What is it?
The diesel version of Audi's new entry into the supermini segment, offering the combination of decent performance from a 103bhp version of the company's 1.6-litre TDI engine plus serious economy 70.6mpg on the official combined cycle.
The A1 TDI's CO2 emissions of 105g/km are impressive enough, but they put it just outside the sub-100g/km bracket which delivers free road tax. Curiously, Audi will offer European buyers a lower-powered version of the same engine, which combines 89bhp and 99g/km, but it won't be coming to the UK, for now at least.
The official explanation is that diesel is reckoned to be a minority choice among British A1 buyers, with two-thirds anticipated to opt for either the 1.2 or 1.4 TFSI petrol versions, and so the marginal savings mean it's not worth offering the car with two different TDI engines.
What's it like?
Unsurprisingly, the A1 TDI's on-road appeal is broadly similar to that delivered by the petrol versions. There's no doubting the baby Audi's sophistication, and the well-finished cabin is a couple of steps beyond anything else in the segment in terms of the level of quality you perceive from the driver's seat.
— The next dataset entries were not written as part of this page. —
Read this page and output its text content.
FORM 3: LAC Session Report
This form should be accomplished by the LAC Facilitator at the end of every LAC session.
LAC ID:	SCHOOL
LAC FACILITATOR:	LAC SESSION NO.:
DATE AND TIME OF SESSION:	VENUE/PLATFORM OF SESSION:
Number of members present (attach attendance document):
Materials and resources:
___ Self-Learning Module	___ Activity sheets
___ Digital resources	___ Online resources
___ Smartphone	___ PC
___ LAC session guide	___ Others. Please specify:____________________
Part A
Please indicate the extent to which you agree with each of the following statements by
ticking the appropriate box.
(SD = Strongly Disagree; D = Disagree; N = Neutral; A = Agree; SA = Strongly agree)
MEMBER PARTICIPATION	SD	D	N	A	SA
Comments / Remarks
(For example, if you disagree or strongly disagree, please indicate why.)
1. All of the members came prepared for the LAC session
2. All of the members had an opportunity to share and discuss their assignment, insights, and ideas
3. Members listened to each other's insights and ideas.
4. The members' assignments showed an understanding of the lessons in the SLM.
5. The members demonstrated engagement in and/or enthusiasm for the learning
However, first impressions also suggest that Audi's anticipation that the majority of A1s will be chosen with petrol powertrains is justified. The diesel is a willing enough performer, but it doesn't suit the car nearly as well as either of the refined petrol motors.
Its relative loudness is emphasized by just how well-insulated the rest of the A1 is and, as in its other installations, the 1.6 TDI suffers from a narrow powerband and needs to be revved forcefully to make more rapid progress.
Once cruising speeds are reached the engine note fades and the TDI proves itself a relaxed, long-legged powerplant, capable of pulling the tall gearing of the standard five-speed manual transmission without complaint DSG isn't available with the diesel motor.
Should I buy one?
There's lots to like about the A1 TDI. Like it's petrol-powered siblings it offers a new, cheaper way to gain membership of the Audi club and it will also be covered by the same £250 five-year/ 50,000 mile servicing offer.
It's also worth mentioning that, despite the A1's Polo-based underpinnings, the TDI is both cleaner, quicker and, most impressively, cheaper than Audi's last small diesel - the considerably more radical A2 TDI - was when it was launched back in 2001.
But the A1's petrol engines are so sweet, and so economical, that we suspect only drivers contemplating using an A1 for the sort of mega mileages slightly out of keeping with its supermini character will opt for the TDI motor.